- The Washington Times - Thursday, September 22, 2016

The U.S. military’s top office confirmed Thursday that Islamic State operatives launched a chemical attack against Iraqi forces and their American military advisers positioned outside the group’s Iraqi stronghold of Mosul.

Chairman of the Joint Chiefs of Staff Gen. Joseph Dunford told members of the Senate Armed Services Committee “mustard blister agent” was released in the vicinity of a military airfield in the western part of al Qayyara, about 40 miles south of Mosul, in northern Iraq.

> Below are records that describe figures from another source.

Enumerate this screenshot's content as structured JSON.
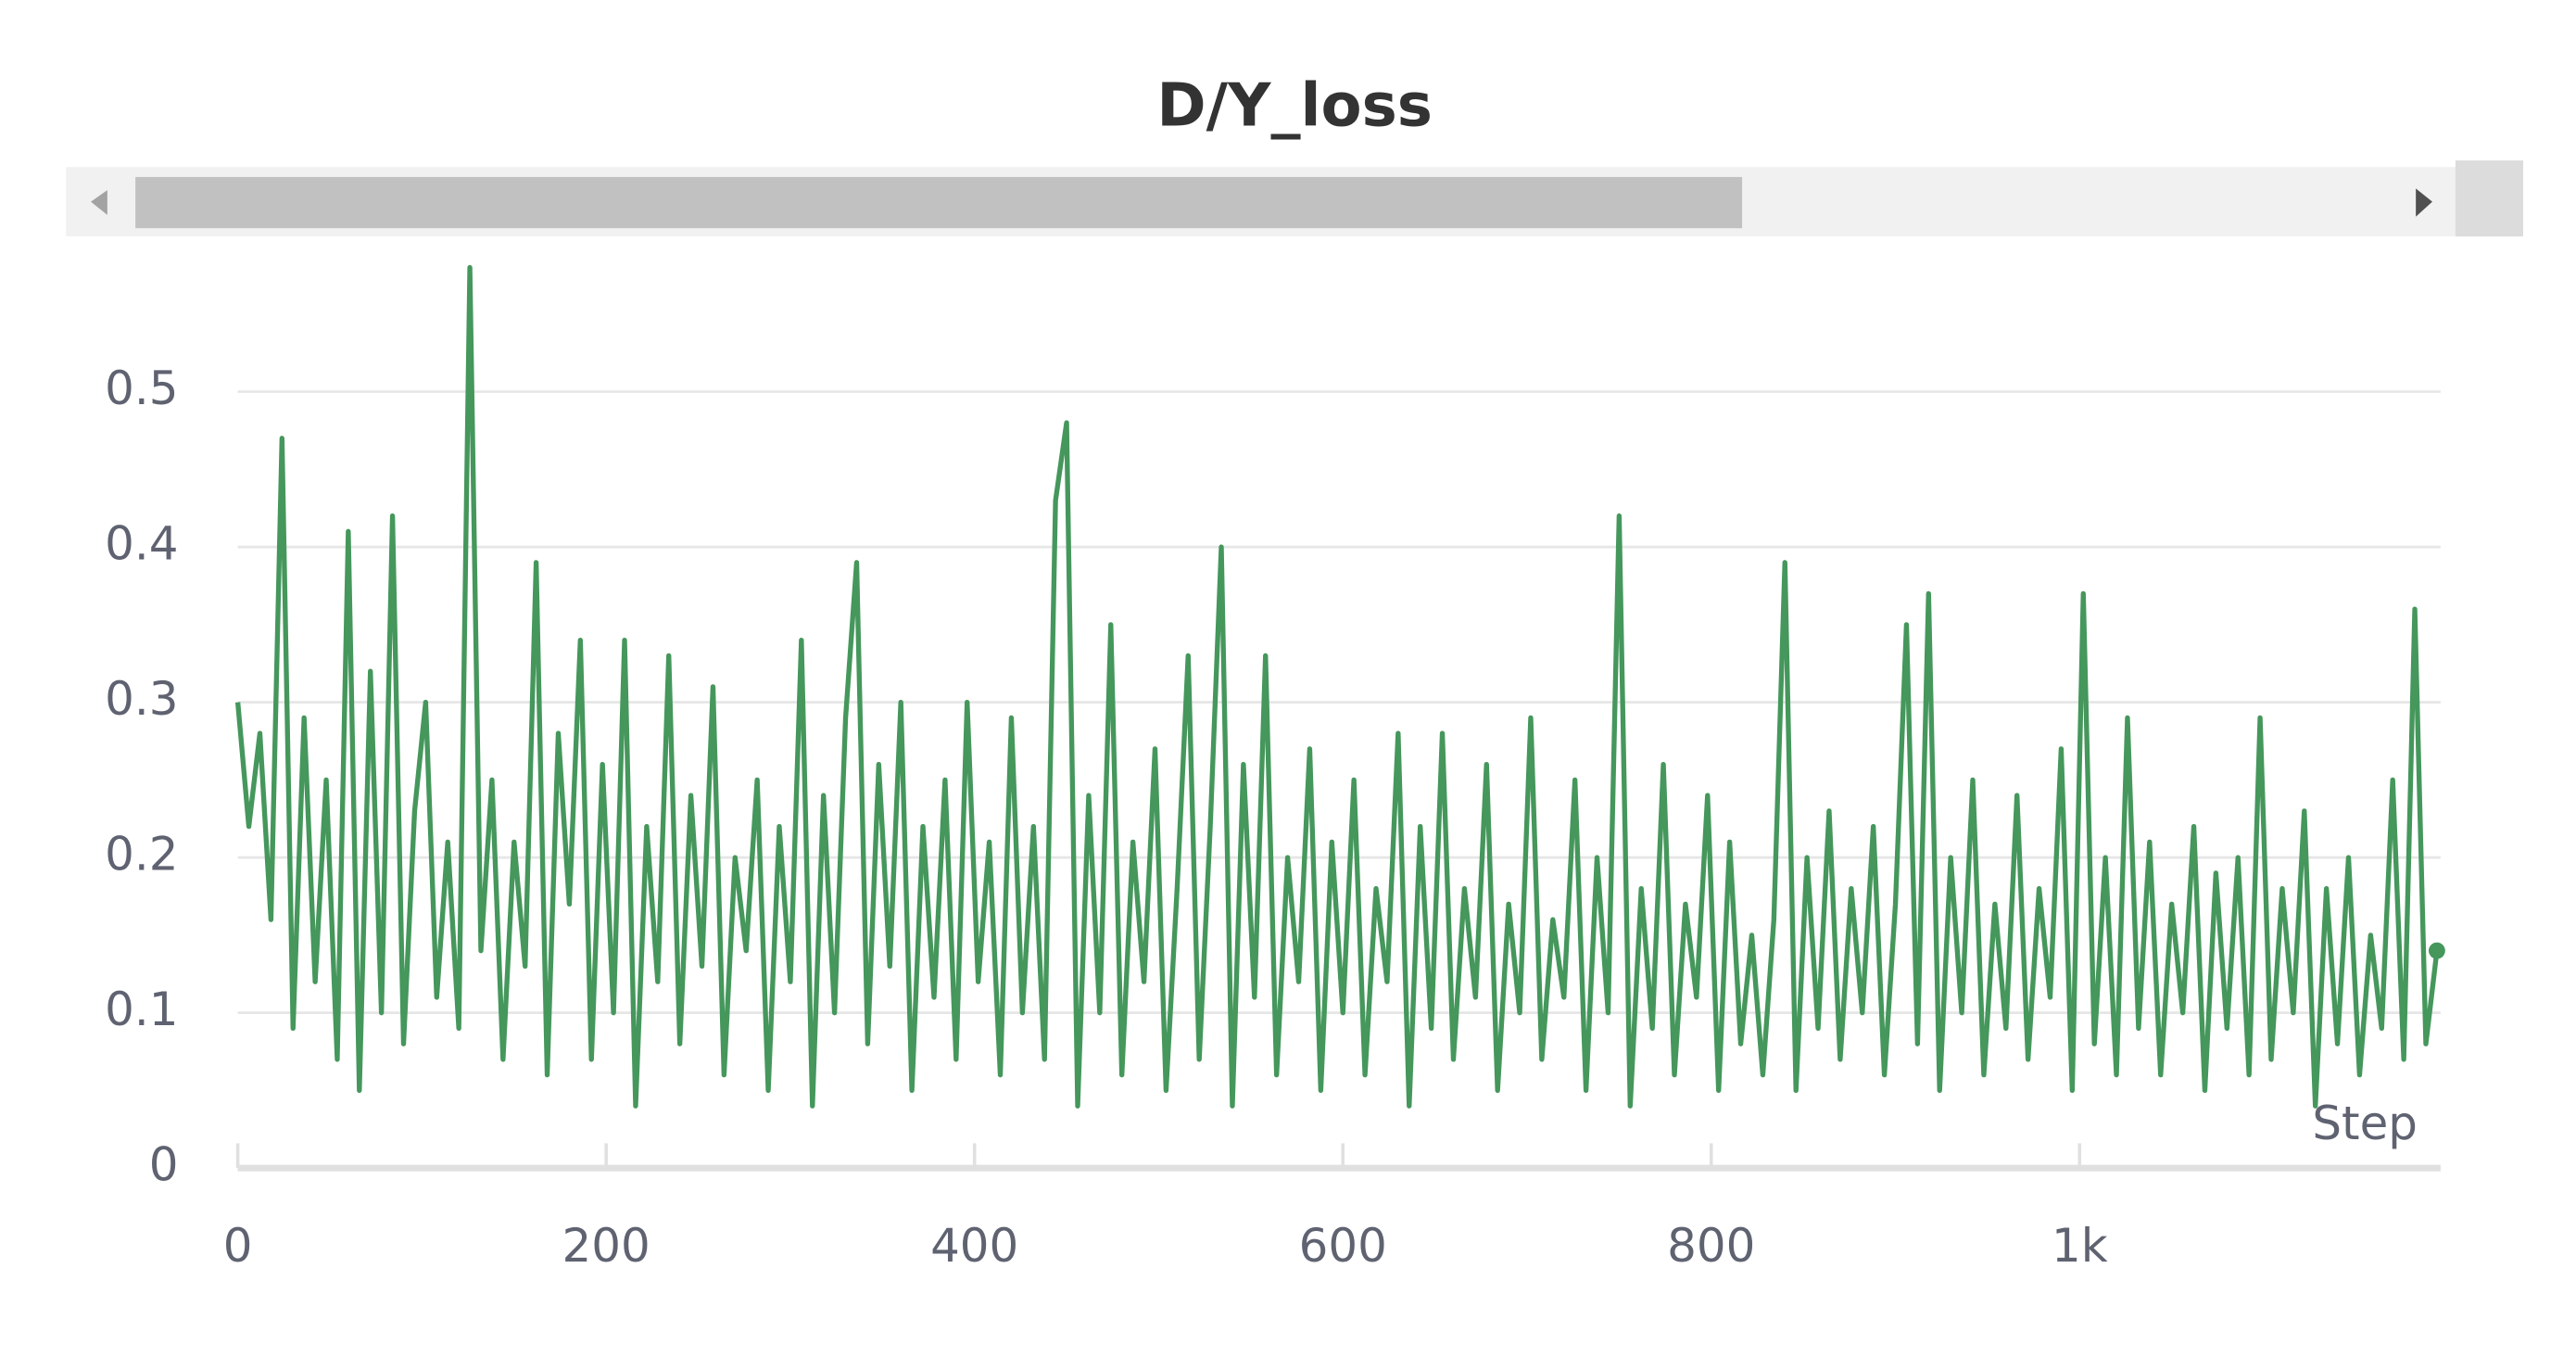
{
  "chart_data": {
    "type": "line",
    "title": "D/Y_loss",
    "xlabel": "Step",
    "color": "#45975c",
    "xlim": [
      0,
      1196
    ],
    "ylim": [
      0,
      0.6
    ],
    "xticks": [
      0,
      200,
      400,
      600,
      800,
      {
        "value": 1000,
        "label": "1k"
      }
    ],
    "yticks": [
      0,
      0.1,
      0.2,
      0.3,
      0.4,
      0.5
    ],
    "grid": true,
    "x": [
      0,
      6,
      12,
      18,
      24,
      30,
      36,
      42,
      48,
      54,
      60,
      66,
      72,
      78,
      84,
      90,
      96,
      102,
      108,
      114,
      120,
      126,
      132,
      138,
      144,
      150,
      156,
      162,
      168,
      174,
      180,
      186,
      192,
      198,
      204,
      210,
      216,
      222,
      228,
      234,
      240,
      246,
      252,
      258,
      264,
      270,
      276,
      282,
      288,
      294,
      300,
      306,
      312,
      318,
      324,
      330,
      336,
      342,
      348,
      354,
      360,
      366,
      372,
      378,
      384,
      390,
      396,
      402,
      408,
      414,
      420,
      426,
      432,
      438,
      444,
      450,
      456,
      462,
      468,
      474,
      480,
      486,
      492,
      498,
      504,
      510,
      516,
      522,
      528,
      534,
      540,
      546,
      552,
      558,
      564,
      570,
      576,
      582,
      588,
      594,
      600,
      606,
      612,
      618,
      624,
      630,
      636,
      642,
      648,
      654,
      660,
      666,
      672,
      678,
      684,
      690,
      696,
      702,
      708,
      714,
      720,
      726,
      732,
      738,
      744,
      750,
      756,
      762,
      768,
      774,
      780,
      786,
      792,
      798,
      804,
      810,
      816,
      822,
      828,
      834,
      840,
      846,
      852,
      858,
      864,
      870,
      876,
      882,
      888,
      894,
      900,
      906,
      912,
      918,
      924,
      930,
      936,
      942,
      948,
      954,
      960,
      966,
      972,
      978,
      984,
      990,
      996,
      1002,
      1008,
      1014,
      1020,
      1026,
      1032,
      1038,
      1044,
      1050,
      1056,
      1062,
      1068,
      1074,
      1080,
      1086,
      1092,
      1098,
      1104,
      1110,
      1116,
      1122,
      1128,
      1134,
      1140,
      1146,
      1152,
      1158,
      1164,
      1170,
      1176,
      1182,
      1188,
      1194
    ],
    "values": [
      0.3,
      0.22,
      0.28,
      0.16,
      0.47,
      0.09,
      0.29,
      0.12,
      0.25,
      0.07,
      0.41,
      0.05,
      0.32,
      0.1,
      0.42,
      0.08,
      0.23,
      0.3,
      0.11,
      0.21,
      0.09,
      0.58,
      0.14,
      0.25,
      0.07,
      0.21,
      0.13,
      0.39,
      0.06,
      0.28,
      0.17,
      0.34,
      0.07,
      0.26,
      0.1,
      0.34,
      0.04,
      0.22,
      0.12,
      0.33,
      0.08,
      0.24,
      0.13,
      0.31,
      0.06,
      0.2,
      0.14,
      0.25,
      0.05,
      0.22,
      0.12,
      0.34,
      0.04,
      0.24,
      0.1,
      0.29,
      0.39,
      0.08,
      0.26,
      0.13,
      0.3,
      0.05,
      0.22,
      0.11,
      0.25,
      0.07,
      0.3,
      0.12,
      0.21,
      0.06,
      0.29,
      0.1,
      0.22,
      0.07,
      0.43,
      0.48,
      0.04,
      0.24,
      0.1,
      0.35,
      0.06,
      0.21,
      0.12,
      0.27,
      0.05,
      0.18,
      0.33,
      0.07,
      0.22,
      0.4,
      0.04,
      0.26,
      0.11,
      0.33,
      0.06,
      0.2,
      0.12,
      0.27,
      0.05,
      0.21,
      0.1,
      0.25,
      0.06,
      0.18,
      0.12,
      0.28,
      0.04,
      0.22,
      0.09,
      0.28,
      0.07,
      0.18,
      0.11,
      0.26,
      0.05,
      0.17,
      0.1,
      0.29,
      0.07,
      0.16,
      0.11,
      0.25,
      0.05,
      0.2,
      0.1,
      0.42,
      0.04,
      0.18,
      0.09,
      0.26,
      0.06,
      0.17,
      0.11,
      0.24,
      0.05,
      0.21,
      0.08,
      0.15,
      0.06,
      0.16,
      0.39,
      0.05,
      0.2,
      0.09,
      0.23,
      0.07,
      0.18,
      0.1,
      0.22,
      0.06,
      0.17,
      0.35,
      0.08,
      0.37,
      0.05,
      0.2,
      0.1,
      0.25,
      0.06,
      0.17,
      0.09,
      0.24,
      0.07,
      0.18,
      0.11,
      0.27,
      0.05,
      0.37,
      0.08,
      0.2,
      0.06,
      0.29,
      0.09,
      0.21,
      0.06,
      0.17,
      0.1,
      0.22,
      0.05,
      0.19,
      0.09,
      0.2,
      0.06,
      0.29,
      0.07,
      0.18,
      0.1,
      0.23,
      0.04,
      0.18,
      0.08,
      0.2,
      0.06,
      0.15,
      0.09,
      0.25,
      0.07,
      0.36,
      0.08,
      0.14
    ]
  }
}
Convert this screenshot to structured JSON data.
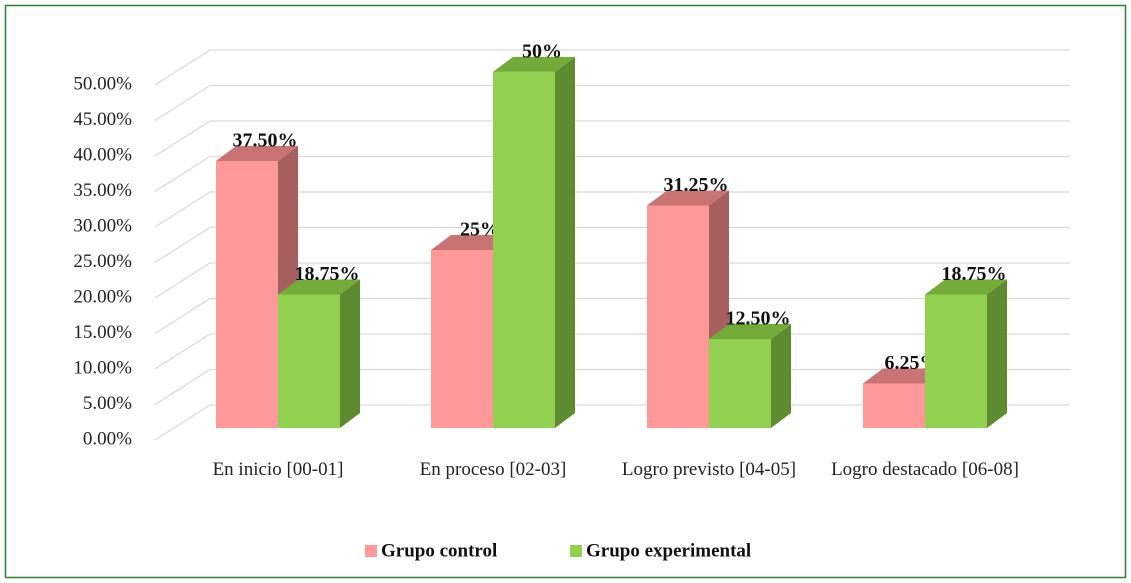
{
  "chart_data": {
    "type": "bar3d",
    "categories": [
      "En inicio [00-01]",
      "En proceso [02-03]",
      "Logro previsto [04-05]",
      "Logro destacado [06-08]"
    ],
    "series": [
      {
        "name": "Grupo control",
        "color": "#ff9999",
        "values": [
          37.5,
          25,
          31.25,
          6.25
        ],
        "value_labels": [
          "37.50%",
          "25%",
          "31.25%",
          "6.25%"
        ]
      },
      {
        "name": "Grupo experimental",
        "color": "#92d050",
        "values": [
          18.75,
          50,
          12.5,
          18.75
        ],
        "value_labels": [
          "18.75%",
          "50%",
          "12.50%",
          "18.75%"
        ]
      }
    ],
    "ylim": [
      0,
      50
    ],
    "yticks": [
      {
        "value": 0,
        "label": "0.00%"
      },
      {
        "value": 5,
        "label": "5.00%"
      },
      {
        "value": 10,
        "label": "10.00%"
      },
      {
        "value": 15,
        "label": "15.00%"
      },
      {
        "value": 20,
        "label": "20.00%"
      },
      {
        "value": 25,
        "label": "25.00%"
      },
      {
        "value": 30,
        "label": "30.00%"
      },
      {
        "value": 35,
        "label": "35.00%"
      },
      {
        "value": 40,
        "label": "40.00%"
      },
      {
        "value": 45,
        "label": "45.00%"
      },
      {
        "value": 50,
        "label": "50.00%"
      }
    ],
    "grid": true,
    "legend": "bottom"
  }
}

The airbase has been designated by Iraqi and American commanders as the main logistics hub to support a series of firebases that will serve as jumping-off points for 14 Iraqi Army brigades and thousands of peshmerga and militia fightersfor the eventual siege of Mosul.

Local reports state an artillery shell armed with the chemical agent was fired into the airfield’s perimeter. The base has been the target of numerous attacks by fighters tied to the Islamic State, or ISIS, ISIL or Daesh based inside Mosul and surrounding areas still held by the terror group.

It is the first chemical attack utilizing mustard gas aimed at U.S. troops since World War I.

For his part, Gen. Dunford said the presence of the chemical agent at the Qayyara airbase may have been the result of blowback from recent coalition airstrikes against suspected chemical weapons facilities operated by ISIS.

“We’ve had a number of strikes … over the past year against [ISIS’s] emerging chemical capability. And in this latest strike, again, we assess was a sulfur mustard,” the four-star general said Thursday.

While there were no reports of any American servicemembers injured as a result of exposure to the gas, Gen. Dunford said Islamic State did possess a “very rudimentary capability to deliver” chemical agents to the battlefield, adding such a capability “was a concerning development.”

The strike comes as U.S., Iraqi an coalition commanders are reportedly in the final stages of planning for the assault on Iraq’s second largest city. In July, Defense Secretary Ashton Carter announced that an additional 560 American troops would be deployed as government forces prepare to drive onto the city.

The deployment bumps up the total number of American troops in Iraq up to roughly 6,000, according to unofficial estimates of U.S. troop strength in the region.

Earlier this week, Gen. Dunford told reporters that Iraqi forces would be ready to begin the assault as early as October. Both Washington and Baghdad have repeatedly stated that Mosul would be under government control before the end of the year.